De dire et juger que la somme de 16 364,35 euros demandée par la société MSI Sécurité au titre de « frais spécifiques de déménagement » est également non due à celle-ci.

En conséquence :

d'infirmer dans toutes ses dispositions le jugement rendu le 15 avril 2019 par le tribunal de commerce de Paris, sauf en ce qu'il a rejeté la demande en paiement de la somme de 16 364,35 euros formée par la société MSI.

De dire et juger la société MSI mal fondée en son appel incident et de l'en débouter,

d'ordonner la restitution à la société Ineo Télésécurité Services de la somme de 74 488,18 euros qu'elle a payée à la société MSI Sécurité en vertu de l'exécution provisoire dont était assortie le jugement rendu le 15 avril 2019 par le tribunal de commerce de Paris.

De condamner la société MSI Sécurité à payer la somme de 9 000 euros à la société Ineo Télésécurité Services par application de l'article 700 du code de procédure civile, ainsi qu'aux les entiers dépens de première instance et d'appel, dont le recouvrement, pour ceux la concernant, pourra être poursuivi par Maître Bouzidi-Fabre, conformément à l'article 699 du code de procédure civile.

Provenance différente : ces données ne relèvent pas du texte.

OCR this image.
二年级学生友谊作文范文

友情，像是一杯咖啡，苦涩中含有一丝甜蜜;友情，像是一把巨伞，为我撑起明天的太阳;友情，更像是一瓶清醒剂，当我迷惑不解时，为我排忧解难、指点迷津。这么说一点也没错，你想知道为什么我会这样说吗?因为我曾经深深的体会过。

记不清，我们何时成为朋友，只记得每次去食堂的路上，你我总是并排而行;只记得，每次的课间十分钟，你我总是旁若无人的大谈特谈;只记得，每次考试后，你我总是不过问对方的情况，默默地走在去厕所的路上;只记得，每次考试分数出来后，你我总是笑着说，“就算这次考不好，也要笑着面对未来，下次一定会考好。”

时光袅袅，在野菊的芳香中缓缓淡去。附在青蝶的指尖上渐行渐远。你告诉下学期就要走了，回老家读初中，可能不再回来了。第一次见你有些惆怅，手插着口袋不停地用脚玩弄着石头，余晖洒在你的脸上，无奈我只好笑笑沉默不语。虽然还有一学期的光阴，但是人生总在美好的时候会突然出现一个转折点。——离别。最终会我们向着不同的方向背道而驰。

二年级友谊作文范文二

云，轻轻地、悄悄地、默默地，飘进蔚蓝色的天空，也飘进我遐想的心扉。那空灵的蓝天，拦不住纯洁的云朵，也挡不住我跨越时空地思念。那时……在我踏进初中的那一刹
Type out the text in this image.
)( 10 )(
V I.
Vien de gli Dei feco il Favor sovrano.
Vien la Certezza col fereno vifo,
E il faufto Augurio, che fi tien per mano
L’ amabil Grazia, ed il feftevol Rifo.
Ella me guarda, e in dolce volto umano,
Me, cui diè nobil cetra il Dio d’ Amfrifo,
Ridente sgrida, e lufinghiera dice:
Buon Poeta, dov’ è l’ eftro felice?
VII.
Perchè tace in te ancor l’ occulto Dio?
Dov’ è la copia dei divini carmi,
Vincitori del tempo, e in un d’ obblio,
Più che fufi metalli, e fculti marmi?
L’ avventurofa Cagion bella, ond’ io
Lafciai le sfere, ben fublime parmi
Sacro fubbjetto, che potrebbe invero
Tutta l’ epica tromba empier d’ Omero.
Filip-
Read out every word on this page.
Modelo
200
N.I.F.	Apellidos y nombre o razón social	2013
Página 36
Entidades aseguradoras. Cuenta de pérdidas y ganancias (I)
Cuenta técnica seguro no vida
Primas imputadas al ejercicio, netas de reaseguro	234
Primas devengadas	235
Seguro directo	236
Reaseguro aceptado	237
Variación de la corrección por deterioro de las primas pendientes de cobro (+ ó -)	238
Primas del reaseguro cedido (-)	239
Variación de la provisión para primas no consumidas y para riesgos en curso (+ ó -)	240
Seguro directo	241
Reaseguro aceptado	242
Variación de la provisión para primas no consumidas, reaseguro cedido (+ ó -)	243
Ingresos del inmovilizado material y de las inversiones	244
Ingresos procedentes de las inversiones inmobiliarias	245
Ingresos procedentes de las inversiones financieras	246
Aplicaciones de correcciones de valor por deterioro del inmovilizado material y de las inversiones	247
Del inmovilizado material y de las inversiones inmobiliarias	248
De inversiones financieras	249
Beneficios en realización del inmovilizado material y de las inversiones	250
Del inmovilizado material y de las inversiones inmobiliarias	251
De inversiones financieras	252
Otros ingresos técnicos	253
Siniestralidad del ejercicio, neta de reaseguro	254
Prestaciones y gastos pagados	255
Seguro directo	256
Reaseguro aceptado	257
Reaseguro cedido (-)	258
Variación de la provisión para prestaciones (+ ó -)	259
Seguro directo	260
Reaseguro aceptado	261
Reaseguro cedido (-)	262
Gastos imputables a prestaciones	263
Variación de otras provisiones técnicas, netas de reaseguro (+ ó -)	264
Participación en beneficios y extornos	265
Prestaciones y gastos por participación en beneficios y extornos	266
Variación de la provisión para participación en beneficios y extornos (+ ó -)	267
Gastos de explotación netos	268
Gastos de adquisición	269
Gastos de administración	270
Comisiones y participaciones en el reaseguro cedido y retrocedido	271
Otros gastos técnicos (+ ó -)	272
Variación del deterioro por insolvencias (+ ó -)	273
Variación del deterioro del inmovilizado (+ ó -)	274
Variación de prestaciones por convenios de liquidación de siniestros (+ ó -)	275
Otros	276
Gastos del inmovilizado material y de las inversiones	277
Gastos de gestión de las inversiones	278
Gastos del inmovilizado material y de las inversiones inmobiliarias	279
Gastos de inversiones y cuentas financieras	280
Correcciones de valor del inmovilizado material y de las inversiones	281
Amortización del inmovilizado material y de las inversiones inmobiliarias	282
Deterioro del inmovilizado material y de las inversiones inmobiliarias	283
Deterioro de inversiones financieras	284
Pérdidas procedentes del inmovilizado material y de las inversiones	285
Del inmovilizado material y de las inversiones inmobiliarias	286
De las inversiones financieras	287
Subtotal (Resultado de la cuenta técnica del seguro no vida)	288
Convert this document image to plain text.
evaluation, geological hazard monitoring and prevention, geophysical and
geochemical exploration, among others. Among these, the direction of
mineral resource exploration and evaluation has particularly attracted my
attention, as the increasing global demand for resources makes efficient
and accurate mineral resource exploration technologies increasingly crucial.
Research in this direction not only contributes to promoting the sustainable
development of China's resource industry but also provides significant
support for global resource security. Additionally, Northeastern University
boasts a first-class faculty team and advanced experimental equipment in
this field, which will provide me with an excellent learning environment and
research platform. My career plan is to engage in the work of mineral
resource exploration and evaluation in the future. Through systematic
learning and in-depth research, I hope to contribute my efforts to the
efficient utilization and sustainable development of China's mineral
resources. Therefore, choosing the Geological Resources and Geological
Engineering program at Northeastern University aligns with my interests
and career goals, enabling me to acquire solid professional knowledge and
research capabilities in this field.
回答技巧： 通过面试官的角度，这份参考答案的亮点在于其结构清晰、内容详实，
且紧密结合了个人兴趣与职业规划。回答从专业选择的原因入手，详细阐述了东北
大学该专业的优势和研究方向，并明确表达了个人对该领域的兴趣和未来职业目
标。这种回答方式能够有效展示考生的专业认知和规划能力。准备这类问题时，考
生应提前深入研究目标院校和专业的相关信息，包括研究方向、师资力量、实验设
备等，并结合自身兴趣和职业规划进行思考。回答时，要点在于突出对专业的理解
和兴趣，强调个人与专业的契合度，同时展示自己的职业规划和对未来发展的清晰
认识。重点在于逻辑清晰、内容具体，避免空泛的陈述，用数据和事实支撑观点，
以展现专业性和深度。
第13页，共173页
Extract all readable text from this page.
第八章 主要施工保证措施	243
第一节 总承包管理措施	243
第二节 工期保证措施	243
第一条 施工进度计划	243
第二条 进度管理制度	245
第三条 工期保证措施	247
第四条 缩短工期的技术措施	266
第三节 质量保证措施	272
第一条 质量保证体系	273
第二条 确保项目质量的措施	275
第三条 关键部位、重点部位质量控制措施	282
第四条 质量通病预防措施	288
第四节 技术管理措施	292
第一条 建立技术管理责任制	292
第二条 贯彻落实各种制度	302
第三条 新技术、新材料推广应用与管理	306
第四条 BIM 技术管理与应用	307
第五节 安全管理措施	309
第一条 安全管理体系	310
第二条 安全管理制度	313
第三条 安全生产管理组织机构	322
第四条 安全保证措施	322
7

Suivant ses dernières conclusions transmises par le réseau privé virtuel des avocats le 21 février 2022, la société MSI Sécurité demande à la cour, au visa de l'article 48 code de procédure civile, de l'article L 442-64-5 du code de commerce, et des articles 1139, 1142, 1382 du code civil :

de constater que la société MSI Sécurité a transmis les éléments et pièces pour justifier de la situation des salariés concernés et de mesures prises (Pièces 10-6, 25 à 36) suivant injonction en date du 20 janvier 2022,

de dire et juger que la société SNC Ineo Télésécurité Services est irrecevable et infondée en son appel et prétentions ;

de recevoir la société SAS MSI Sécurité dans ses conclusions d'intimée

de confirmer le jugement rendu par le tribunal de commerce de Paris en date du 15 avril 2019 ce qu'il a dit que la société Ineo Télésécurité Services a rompu de manière brutale le contrat cadre du 1er janvier 2013 conclu entre la SNC Ineo Télésécurité Services et la SAS MSI Sécurité ;

de confirmer, dans son principe, le jugement entrepris en ce qu'il a condamné la SNC Ineo Télésécurité Services à payer à la SAS MSI Sécurité des dommages et intérêts pour rupture brutale, sauf à porter le montant des dommages et intérêts à la somme de 74 884,35 euros, correspondant à :

58 520 euros HT, correspondant à la marge brute que le prestataire aurait réalisée durant le préavis (tel que chiffré par le tribunal de commerce de Paris) ,

16 364,35 euros, correspondant aux frais spécifiques engagés dans le cadre de la rupture.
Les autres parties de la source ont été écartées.